There’s a reason why even the most well-known brands continue to market themselves. This is true of destination marketing as well, which is why it’s so upsetting to see funding for Brand USA, the tourism marketing organization for the U.S., eliminated from the president’s proposed budget.
According to independent statistics, tourism brings in $8.9 billion in revenue each year and is responsible for about 15 million jobs in the U.S. Brand USA, which is not funded by tax dollars, is credited with a 28-to-1 return on investment and with a $50 million reduction in the federal deficit. These are just some of the reasons why so many industry groups are urging Congress to keep Brand USA.

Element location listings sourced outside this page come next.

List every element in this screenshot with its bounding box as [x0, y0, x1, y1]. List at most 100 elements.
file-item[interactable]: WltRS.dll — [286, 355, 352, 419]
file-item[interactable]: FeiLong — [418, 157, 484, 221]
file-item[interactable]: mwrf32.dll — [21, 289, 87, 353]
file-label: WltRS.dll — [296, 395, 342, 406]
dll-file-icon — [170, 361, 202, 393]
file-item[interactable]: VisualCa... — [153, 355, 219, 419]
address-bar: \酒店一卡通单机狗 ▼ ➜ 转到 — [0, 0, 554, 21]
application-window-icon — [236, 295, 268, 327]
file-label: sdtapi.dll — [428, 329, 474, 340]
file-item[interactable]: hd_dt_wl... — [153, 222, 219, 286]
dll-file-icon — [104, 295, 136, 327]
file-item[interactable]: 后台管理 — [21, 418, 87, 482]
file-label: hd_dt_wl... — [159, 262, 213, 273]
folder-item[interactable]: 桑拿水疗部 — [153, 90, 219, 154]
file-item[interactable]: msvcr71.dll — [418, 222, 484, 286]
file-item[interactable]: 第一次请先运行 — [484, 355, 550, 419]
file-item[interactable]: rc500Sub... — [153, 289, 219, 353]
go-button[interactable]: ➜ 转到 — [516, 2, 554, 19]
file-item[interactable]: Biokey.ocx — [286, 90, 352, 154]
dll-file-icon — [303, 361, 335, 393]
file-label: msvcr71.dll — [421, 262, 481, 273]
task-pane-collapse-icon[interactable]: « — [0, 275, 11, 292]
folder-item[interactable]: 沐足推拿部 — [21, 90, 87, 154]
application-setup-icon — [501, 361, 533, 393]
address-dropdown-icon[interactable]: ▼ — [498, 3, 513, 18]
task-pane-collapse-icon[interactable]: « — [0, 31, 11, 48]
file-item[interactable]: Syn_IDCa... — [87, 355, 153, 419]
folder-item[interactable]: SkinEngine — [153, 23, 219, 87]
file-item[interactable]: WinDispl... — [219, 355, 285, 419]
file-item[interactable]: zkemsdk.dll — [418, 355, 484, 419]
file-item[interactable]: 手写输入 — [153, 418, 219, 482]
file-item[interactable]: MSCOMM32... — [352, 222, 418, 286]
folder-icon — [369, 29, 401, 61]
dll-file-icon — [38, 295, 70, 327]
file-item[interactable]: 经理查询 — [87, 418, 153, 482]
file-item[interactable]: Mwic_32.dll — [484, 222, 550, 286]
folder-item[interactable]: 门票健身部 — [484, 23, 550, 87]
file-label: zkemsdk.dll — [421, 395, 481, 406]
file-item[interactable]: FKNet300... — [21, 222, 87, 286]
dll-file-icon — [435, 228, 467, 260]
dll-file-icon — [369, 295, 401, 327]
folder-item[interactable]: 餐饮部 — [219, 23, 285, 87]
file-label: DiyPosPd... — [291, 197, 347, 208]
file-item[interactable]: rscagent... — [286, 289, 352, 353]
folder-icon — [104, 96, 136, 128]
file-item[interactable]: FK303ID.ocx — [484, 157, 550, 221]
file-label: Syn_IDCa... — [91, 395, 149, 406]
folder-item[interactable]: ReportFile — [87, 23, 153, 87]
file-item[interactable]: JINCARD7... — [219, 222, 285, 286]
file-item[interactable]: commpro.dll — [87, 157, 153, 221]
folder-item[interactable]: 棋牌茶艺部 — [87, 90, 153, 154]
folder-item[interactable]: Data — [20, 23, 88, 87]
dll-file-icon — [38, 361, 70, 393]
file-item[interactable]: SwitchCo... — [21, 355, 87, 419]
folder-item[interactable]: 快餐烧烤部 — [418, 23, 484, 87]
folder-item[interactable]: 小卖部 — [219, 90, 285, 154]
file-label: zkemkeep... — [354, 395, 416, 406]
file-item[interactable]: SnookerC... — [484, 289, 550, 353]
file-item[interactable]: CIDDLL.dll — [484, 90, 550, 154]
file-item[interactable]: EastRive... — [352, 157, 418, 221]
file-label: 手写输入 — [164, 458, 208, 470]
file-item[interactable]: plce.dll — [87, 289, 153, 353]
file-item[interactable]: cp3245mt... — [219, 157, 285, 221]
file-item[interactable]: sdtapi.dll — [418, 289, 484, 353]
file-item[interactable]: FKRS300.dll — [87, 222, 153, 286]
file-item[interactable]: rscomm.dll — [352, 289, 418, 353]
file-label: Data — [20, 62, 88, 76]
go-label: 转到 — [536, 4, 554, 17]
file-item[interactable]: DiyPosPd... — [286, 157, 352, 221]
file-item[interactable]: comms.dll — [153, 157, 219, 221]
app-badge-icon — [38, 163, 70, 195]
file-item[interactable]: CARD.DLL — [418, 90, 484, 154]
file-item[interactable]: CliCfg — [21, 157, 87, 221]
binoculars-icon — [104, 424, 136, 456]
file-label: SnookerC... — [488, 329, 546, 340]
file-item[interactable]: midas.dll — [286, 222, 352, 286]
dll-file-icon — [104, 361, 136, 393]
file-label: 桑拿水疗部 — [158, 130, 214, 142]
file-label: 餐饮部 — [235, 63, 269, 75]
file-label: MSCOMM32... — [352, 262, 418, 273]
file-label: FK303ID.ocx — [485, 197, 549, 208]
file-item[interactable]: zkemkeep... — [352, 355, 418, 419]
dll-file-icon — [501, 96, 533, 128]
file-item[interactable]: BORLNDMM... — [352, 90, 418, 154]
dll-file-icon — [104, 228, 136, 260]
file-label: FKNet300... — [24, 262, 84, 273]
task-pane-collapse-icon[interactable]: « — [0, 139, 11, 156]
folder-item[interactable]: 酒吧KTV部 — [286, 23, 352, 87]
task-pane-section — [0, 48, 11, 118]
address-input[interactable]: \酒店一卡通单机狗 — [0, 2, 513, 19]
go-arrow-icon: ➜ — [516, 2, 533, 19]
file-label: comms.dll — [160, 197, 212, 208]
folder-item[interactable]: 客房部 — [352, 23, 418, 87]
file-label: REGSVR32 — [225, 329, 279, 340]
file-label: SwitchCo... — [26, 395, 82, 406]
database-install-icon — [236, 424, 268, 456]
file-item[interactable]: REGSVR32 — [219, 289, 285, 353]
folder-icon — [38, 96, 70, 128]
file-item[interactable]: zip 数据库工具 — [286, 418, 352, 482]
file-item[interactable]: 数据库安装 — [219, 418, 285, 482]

“With all that’s going on in the world, unilaterally disarming the marketing of the U.S. as a travel destination would be to surrender market share at the worst possible time,” said Roger Dow, president and CEO of the U.S. Travel Association. “With international visitation being the country’s No. 2 export supporting 15 million American jobs, we’re struggling to understand how cutting Brand USA squares with this administration’s stated priorities.”
Other industry representatives point out that a secondary objective of Brand USA is to explain complicated and ever-changing U.S. visa procedures to potential visitors. Eliminating this assistance can be an added deterrent to travelers.
Tourism is one of our country’s most efficient and effective industries, and it also communicates a welcoming image of the U.S. — a message that is particularly important these days. Interfering with this mission by eliminating Brand USA is short-sighted and simply makes no sense. Let’s hope our elected officials see the inevitable results of this mistake before it’s too late.